Soweit der erste Teil unseres Streifzugs durch die seltsame Welt der Visionen von übersinnlichen Supermenschen und den eher vergeblichen Versuchen der CIA, Spione zu ebensolchen zu machen. Im zweiten Teil dieses Specials beschäftigen wir uns mit der russischen Seite der PSI-Spionage, weiters mit den Psychic Warriors der US-Army, mit Michael Echanis, dem “gefährlichsten Mann der Welt” und last but not least mit Eso-Kasper Uri Geller, der in Wirklichkeit vielleicht ein höchst effektiver US-Superspion sein könnte.

Demnächst auf Obskuristan!

The All Seeing Eye

Im letzten Obskuristan-Artikel habe ich kurz über den Fotoapparat als “alles sehendes Auge” spekuliert; als Möglichkeit, einen unbestechlichen Blick in Dimensionen zu werfen, die unserem Tagesbewusstsein durch zahlreiche Filter (Implantate, wie sie die Wesenheit Kryon genannt hat) nicht zugänglich sind – lass uns diesen Gedanken heute mal etwas weiterspinnen.

Vermutlich bereits seit der Erfindung der Fotografie (und besonders seit dem Aufkommen der Digicam) existiert eine Art “Foto-Underground” mit verstörenden Bildern, die zeigen, was eigentlich nicht sein kann, ja nicht sein darf: da ist plötzlich die verstorbene Omi oder der längst verblichene Grossvater auf harmlosen Familienaufnahmen zu sehen, da sind mitten in Gruppenporträts auf einmal rätselhafte Personen abgebildet, von denen sämtliche Beteiligten schwören, dass sie während der Aufnahme nicht zugegen gewesen wären; da verunstalten seltsame Licht- oder Nebelphänomene verschiedenster Art die Schnappschüsse von Hobbyfotografen.

Berühmtes Foto: Raynham Hall, England, 1936

Schon früh bildeteten sich urbane Legenden darüber, was auf solchen Fotos zu sehen ist: die Toten sind es, die (anscheinend mit grosser Verzweiflung oder Sehnsucht, auf jeden Fall mit Beharrlichkeit) eine Verbindung zu der Welt der Lebenden suchen und natürlich auch die vielzitierten, sogenannten erdgebundenen Seelen, die an unzähligen Orten mit oder ohne besondere Bedeutung anzutreffen sind, verirrte Geister mit dem Wunsch nach Einflussnahme auf die Angelegenheiten der Menschen.

"Engelwesen", aufgenommen während der Messe in einer englischen Kirche

Modernere Interpretationsmöglichkeiten von unerklärlichen Phänomenen auf Fotos gibt es auch: es könnten “Engel“, sein, “Geistführer” oder “Aufgestiegene Meister” (eine vor allem seit dem Aufkommen der “Orbs” in Eso-Kreisen beliebte Glaubensüberzeugung), ausserdem könnte man meinen, die Kamera gebe zufällige Einblicke in die Überlappungen paralleler Dimensionen. All diesen alten und neuen Hypothesen ist eines gemein: sie nehmen den Fotoapparat als unpersönliche, vollkommen objektive Instanz als Voraussetzung zur Abbildung übersinnlicher Phänomene an.

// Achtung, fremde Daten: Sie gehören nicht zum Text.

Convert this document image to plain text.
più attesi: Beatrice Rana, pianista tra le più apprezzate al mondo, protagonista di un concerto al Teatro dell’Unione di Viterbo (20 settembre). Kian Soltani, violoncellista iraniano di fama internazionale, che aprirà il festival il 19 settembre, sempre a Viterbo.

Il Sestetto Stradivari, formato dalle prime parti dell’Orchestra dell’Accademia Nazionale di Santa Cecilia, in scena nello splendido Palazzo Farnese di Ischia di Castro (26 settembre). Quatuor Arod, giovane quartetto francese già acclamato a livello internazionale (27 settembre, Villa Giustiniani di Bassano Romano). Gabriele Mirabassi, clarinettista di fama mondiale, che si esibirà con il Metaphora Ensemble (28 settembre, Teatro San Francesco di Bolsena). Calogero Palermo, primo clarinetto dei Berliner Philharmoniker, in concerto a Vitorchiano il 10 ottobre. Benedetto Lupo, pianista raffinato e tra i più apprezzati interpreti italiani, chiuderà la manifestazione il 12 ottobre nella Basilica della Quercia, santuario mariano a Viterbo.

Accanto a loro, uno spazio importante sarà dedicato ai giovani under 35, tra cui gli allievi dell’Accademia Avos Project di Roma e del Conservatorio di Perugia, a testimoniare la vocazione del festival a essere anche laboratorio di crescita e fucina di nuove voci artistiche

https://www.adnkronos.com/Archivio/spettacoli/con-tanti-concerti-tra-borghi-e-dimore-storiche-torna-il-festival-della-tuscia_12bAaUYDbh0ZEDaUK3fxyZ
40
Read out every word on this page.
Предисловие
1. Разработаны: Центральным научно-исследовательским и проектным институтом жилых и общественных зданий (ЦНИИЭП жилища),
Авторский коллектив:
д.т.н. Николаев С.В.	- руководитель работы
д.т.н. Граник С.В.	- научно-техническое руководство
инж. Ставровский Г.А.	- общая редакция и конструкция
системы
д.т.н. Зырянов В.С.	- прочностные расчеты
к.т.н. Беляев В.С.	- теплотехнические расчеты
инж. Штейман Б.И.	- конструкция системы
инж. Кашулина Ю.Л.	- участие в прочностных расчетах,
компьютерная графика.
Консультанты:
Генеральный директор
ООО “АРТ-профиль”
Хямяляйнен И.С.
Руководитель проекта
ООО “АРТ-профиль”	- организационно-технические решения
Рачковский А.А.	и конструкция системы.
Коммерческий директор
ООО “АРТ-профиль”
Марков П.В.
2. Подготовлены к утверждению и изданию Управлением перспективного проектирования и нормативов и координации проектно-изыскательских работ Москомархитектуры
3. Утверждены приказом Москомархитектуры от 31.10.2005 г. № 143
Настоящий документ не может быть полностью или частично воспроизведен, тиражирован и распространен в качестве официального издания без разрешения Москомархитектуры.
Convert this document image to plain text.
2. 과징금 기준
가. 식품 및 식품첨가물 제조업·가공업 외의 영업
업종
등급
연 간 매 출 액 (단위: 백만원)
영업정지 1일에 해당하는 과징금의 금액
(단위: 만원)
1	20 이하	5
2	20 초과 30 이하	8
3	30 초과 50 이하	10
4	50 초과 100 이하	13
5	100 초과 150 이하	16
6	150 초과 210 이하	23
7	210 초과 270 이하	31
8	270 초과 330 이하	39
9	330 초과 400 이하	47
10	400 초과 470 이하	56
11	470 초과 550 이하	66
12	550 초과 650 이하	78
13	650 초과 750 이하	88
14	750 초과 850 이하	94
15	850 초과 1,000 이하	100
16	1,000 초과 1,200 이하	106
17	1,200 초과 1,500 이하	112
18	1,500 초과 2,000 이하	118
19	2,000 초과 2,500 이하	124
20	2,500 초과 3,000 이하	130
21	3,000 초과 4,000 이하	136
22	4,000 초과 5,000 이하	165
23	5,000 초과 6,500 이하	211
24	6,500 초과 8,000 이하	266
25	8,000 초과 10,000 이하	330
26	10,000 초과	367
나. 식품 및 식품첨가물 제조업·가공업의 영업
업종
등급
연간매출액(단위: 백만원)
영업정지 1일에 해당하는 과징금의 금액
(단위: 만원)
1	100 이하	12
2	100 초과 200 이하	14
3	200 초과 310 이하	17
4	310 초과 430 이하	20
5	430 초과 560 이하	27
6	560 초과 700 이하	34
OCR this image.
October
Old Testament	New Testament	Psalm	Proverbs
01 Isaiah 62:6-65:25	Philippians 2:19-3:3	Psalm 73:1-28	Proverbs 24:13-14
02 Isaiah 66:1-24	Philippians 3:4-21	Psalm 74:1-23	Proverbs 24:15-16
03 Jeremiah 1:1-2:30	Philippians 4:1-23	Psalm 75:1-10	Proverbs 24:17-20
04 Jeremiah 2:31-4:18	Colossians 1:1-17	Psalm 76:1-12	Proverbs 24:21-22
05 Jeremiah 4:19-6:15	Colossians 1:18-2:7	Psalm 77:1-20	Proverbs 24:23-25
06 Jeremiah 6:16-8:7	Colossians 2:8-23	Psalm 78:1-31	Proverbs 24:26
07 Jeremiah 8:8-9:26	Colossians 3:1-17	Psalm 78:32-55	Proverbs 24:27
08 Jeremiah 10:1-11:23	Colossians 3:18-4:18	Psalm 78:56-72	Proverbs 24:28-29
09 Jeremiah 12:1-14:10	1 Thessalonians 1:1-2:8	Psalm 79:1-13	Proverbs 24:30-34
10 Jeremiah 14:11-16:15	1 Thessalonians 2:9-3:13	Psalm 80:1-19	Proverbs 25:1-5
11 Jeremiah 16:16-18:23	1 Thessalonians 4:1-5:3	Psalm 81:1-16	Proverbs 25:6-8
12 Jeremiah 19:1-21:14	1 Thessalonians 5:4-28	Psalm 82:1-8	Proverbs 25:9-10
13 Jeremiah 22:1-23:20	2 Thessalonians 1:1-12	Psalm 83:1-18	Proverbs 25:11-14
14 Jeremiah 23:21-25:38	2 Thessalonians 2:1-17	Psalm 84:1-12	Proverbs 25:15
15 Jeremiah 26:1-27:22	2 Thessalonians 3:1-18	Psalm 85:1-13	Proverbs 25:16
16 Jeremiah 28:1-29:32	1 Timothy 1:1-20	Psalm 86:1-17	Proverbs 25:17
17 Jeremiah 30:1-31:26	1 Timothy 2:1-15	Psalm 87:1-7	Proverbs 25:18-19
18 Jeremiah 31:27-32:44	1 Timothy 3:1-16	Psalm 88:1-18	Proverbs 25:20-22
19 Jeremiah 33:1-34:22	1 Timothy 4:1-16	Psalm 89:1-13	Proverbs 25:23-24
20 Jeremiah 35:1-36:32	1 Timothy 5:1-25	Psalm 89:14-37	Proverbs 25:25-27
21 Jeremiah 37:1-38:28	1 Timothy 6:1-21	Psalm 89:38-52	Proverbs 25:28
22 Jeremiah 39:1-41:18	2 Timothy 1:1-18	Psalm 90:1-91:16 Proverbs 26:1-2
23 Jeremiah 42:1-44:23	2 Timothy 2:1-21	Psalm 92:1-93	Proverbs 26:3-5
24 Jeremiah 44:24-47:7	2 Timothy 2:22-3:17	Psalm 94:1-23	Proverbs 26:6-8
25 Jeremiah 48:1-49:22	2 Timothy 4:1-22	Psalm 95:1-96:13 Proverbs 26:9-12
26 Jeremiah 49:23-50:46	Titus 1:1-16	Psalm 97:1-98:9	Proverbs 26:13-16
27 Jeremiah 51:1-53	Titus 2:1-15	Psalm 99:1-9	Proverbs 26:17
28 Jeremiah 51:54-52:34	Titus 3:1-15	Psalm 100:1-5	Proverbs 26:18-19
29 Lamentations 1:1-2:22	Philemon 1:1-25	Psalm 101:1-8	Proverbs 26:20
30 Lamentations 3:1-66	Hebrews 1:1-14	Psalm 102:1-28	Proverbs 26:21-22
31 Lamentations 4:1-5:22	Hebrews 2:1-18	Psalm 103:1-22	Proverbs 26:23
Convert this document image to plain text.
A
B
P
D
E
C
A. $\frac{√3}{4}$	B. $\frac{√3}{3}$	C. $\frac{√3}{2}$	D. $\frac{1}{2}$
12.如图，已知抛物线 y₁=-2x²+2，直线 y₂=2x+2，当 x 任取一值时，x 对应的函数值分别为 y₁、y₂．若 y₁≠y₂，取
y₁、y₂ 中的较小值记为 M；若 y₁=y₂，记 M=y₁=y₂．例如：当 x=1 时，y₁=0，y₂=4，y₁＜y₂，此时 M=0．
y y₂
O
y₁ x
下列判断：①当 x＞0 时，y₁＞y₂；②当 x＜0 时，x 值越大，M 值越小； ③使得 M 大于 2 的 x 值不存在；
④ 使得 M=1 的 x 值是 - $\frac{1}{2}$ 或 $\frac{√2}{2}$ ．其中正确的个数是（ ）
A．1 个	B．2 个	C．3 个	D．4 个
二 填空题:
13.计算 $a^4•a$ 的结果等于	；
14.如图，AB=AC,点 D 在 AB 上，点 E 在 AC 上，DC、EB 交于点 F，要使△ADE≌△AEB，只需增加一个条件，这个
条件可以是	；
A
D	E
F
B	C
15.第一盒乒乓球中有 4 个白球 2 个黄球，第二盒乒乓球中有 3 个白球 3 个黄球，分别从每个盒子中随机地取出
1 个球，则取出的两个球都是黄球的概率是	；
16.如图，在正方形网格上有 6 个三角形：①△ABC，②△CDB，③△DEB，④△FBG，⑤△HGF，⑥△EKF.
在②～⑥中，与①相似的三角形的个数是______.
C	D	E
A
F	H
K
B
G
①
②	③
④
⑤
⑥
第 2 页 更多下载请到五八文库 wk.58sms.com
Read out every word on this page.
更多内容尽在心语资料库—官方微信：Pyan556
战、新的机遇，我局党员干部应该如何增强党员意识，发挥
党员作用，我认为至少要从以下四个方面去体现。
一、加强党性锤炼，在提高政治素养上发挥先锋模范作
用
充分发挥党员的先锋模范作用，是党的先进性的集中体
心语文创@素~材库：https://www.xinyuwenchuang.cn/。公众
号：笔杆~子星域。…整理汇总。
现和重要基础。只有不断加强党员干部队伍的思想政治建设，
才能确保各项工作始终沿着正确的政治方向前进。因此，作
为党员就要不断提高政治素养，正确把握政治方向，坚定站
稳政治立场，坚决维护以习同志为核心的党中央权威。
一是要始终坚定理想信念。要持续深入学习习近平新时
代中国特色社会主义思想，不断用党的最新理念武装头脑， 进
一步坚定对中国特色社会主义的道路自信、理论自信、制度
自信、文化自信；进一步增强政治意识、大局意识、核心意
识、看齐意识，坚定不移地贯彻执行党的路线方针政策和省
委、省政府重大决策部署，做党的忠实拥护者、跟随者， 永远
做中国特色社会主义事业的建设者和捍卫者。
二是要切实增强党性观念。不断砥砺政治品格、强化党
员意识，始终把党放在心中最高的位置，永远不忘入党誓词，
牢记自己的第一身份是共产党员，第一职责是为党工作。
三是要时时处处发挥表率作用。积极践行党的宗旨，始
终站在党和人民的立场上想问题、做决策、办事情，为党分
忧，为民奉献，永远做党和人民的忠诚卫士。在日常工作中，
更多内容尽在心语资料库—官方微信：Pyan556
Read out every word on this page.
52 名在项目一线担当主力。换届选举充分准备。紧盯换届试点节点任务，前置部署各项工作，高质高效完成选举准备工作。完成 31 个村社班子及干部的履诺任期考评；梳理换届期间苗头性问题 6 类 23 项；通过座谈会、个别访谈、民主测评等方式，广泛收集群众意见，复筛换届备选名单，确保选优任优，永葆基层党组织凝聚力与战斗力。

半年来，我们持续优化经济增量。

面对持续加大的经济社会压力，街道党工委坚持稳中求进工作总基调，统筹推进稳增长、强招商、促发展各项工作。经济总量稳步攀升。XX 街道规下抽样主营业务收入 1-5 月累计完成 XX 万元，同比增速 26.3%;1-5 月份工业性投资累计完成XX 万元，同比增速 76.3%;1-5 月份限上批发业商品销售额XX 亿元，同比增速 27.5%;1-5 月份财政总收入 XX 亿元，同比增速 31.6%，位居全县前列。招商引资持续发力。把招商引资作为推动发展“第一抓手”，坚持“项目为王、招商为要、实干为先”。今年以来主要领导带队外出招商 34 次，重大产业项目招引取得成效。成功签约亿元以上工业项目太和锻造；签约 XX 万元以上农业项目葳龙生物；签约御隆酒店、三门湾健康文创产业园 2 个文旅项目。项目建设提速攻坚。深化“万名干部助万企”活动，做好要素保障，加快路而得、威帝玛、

Montage von Stefan Tomanek, stefans.datenbruch.de

Bei diesen Annahmen wird jedoch derjenige vergessen, welcher das technische Hilfsmittel, die Kamera, bedient. Denken wir an die in der Quantenphysik so revolutionäre “Kopenhagener Deutung” oder an Schrödingers Katze, wissen wir, welch fundamentale Bedeutung ein Beobachter samt seinen Erwartungen an den Ausgang eines Experiments hat; als “Experiment” könnte man ja genausogut auch den Vorgang des Fotografierens betrachten.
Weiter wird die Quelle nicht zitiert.